Average amount of money received from pulling three random coins Let's say I have a bag of coins, which contains $1$ quarter, $2$ dimes, $3$ nickles and $4$ pennies.  If I were to randomly pull out $3$ coins, on average, how much money would I get?
 A: Each coin is pulled 30% of the time.  So on average you will get 30% of 64 cents=19.2 cents
A: Ross Millikan's answer is entirely correct, but perhaps it deserves slightly more elaboration.
The expected amount of money you receive is the sum of the expected amounts of money that each coin gives you, which is the value of the coin times the probability that you draw it.  (Linearity of expectation!)  The probability that you draw each coin is the same: it is one minus the probability that you do not draw it, or $1 - \frac{ {9 \choose 3} }{ {10 \choose 3} } = \frac{3}{10}$.  So the expected amount of money you receive is $\frac{3}{10}$ of the total value of the coins.

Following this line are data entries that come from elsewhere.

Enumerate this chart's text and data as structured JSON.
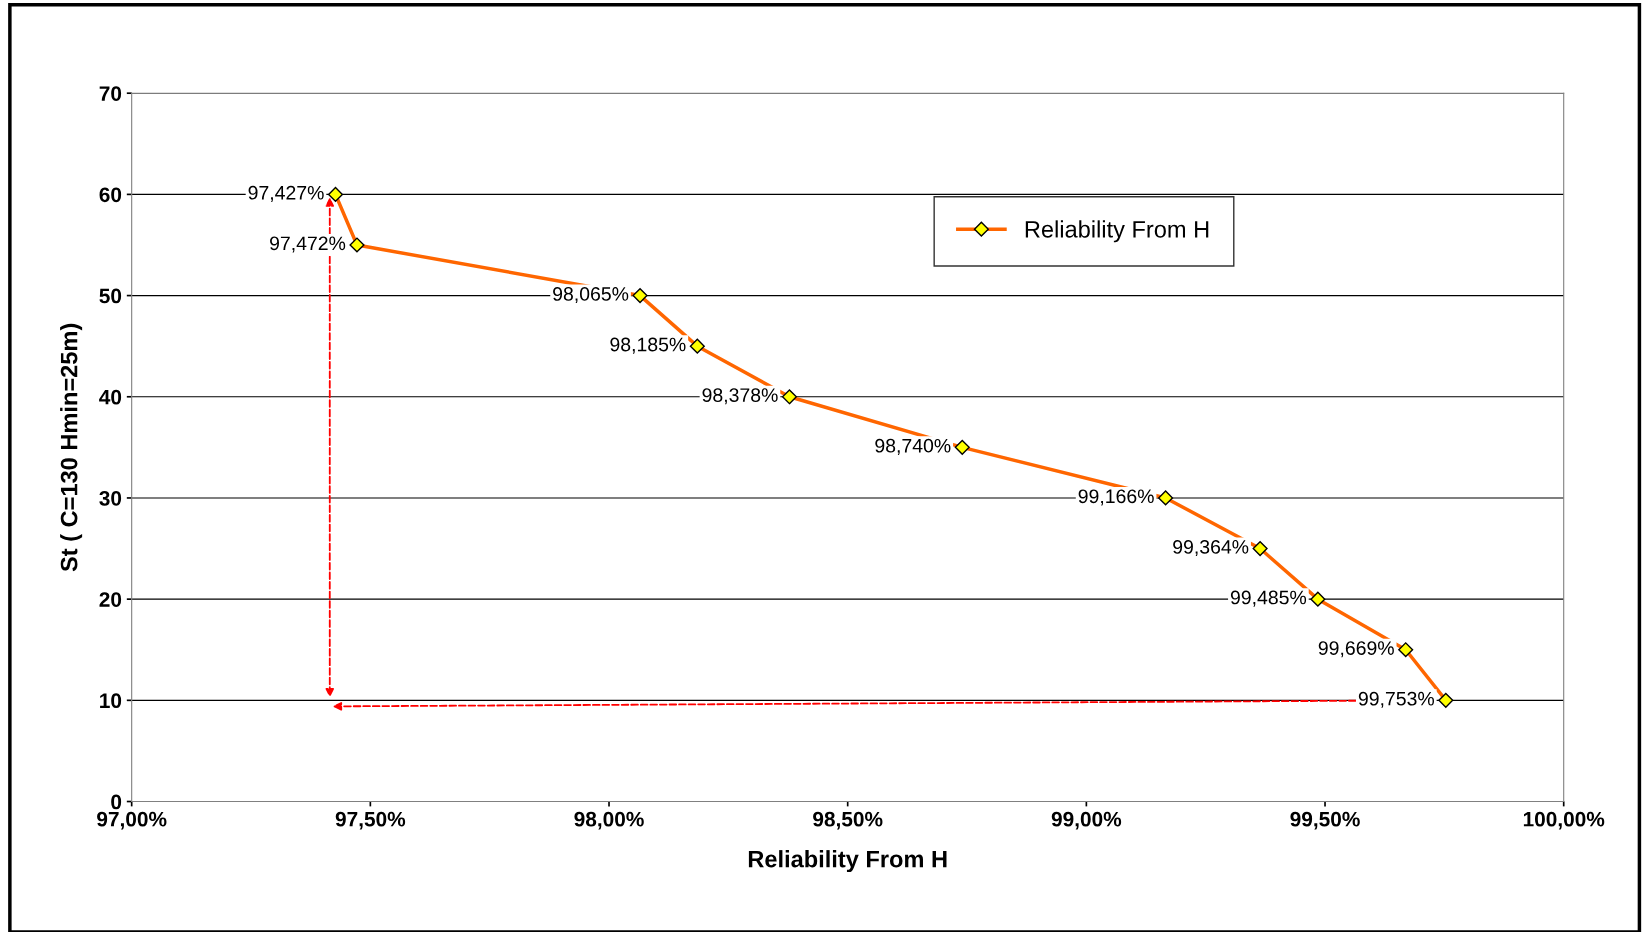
{
  "chart_data": {
    "type": "line",
    "xlabel": "Reliability From H",
    "ylabel": "St ( C=130 Hmin=25m)",
    "x": [
      97.427,
      97.472,
      98.065,
      98.185,
      98.378,
      98.74,
      99.166,
      99.364,
      99.485,
      99.669,
      99.753
    ],
    "series": [
      {
        "name": "Reliability From H",
        "color": "#ff6600",
        "values": [
          60,
          55,
          50,
          45,
          40,
          35,
          30,
          25,
          20,
          15,
          10
        ]
      }
    ],
    "annotations": [
      {
        "text": "97,427%",
        "x": 97.427,
        "y": 60
      },
      {
        "text": "97,472%",
        "x": 97.472,
        "y": 55
      },
      {
        "text": "98,065%",
        "x": 98.065,
        "y": 50
      },
      {
        "text": "98,185%",
        "x": 98.185,
        "y": 45
      },
      {
        "text": "98,378%",
        "x": 98.378,
        "y": 40
      },
      {
        "text": "98,740%",
        "x": 98.74,
        "y": 35
      },
      {
        "text": "99,166%",
        "x": 99.166,
        "y": 30
      },
      {
        "text": "99,364%",
        "x": 99.364,
        "y": 25
      },
      {
        "text": "99,485%",
        "x": 99.485,
        "y": 20
      },
      {
        "text": "99,669%",
        "x": 99.669,
        "y": 15
      },
      {
        "text": "99,753%",
        "x": 99.753,
        "y": 10
      }
    ],
    "xlim": [
      97,
      100
    ],
    "xticks": [
      {
        "value": 97,
        "label": "97,00%"
      },
      {
        "value": 97.5,
        "label": "97,50%"
      },
      {
        "value": 98,
        "label": "98,00%"
      },
      {
        "value": 98.5,
        "label": "98,50%"
      },
      {
        "value": 99,
        "label": "99,00%"
      },
      {
        "value": 99.5,
        "label": "99,50%"
      },
      {
        "value": 100,
        "label": "100,00%"
      }
    ],
    "ylim": [
      0,
      70
    ],
    "yticks": [
      0,
      10,
      20,
      30,
      40,
      50,
      60,
      70
    ],
    "grid": "y",
    "legend": "top right",
    "marker": "diamond",
    "line_style": "solid"
  }
}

Note that I am basically treating coins with the same value as distinguishable (pretend they have the same value but look different; it can't affect the answer to the question).  The question of distinguishability is a red herring.
A: Ross Millikan has already given a very elegant solution, but if you're still in doubt, this problem is small enough that you can easily verify it by letting a computer enumerate all the possibilities. Here's a Python program to do it:
coins = [25, 10, 10, 5, 5, 5, 1, 1, 1, 1]
total = count = 0
for k in range(10):
    for l in range(10):
        for m in range(10):
            if k!=l and k!=m and l!=m:
                total += coins[k] + coins[l] + coins[m]
                count += 1
print "Got", total, "cents in", count, "draws; on average", total*1.0/count, "cents."

The answer comes instantly: "Got 13824 cents in 720 draws; on average 19.2 cents."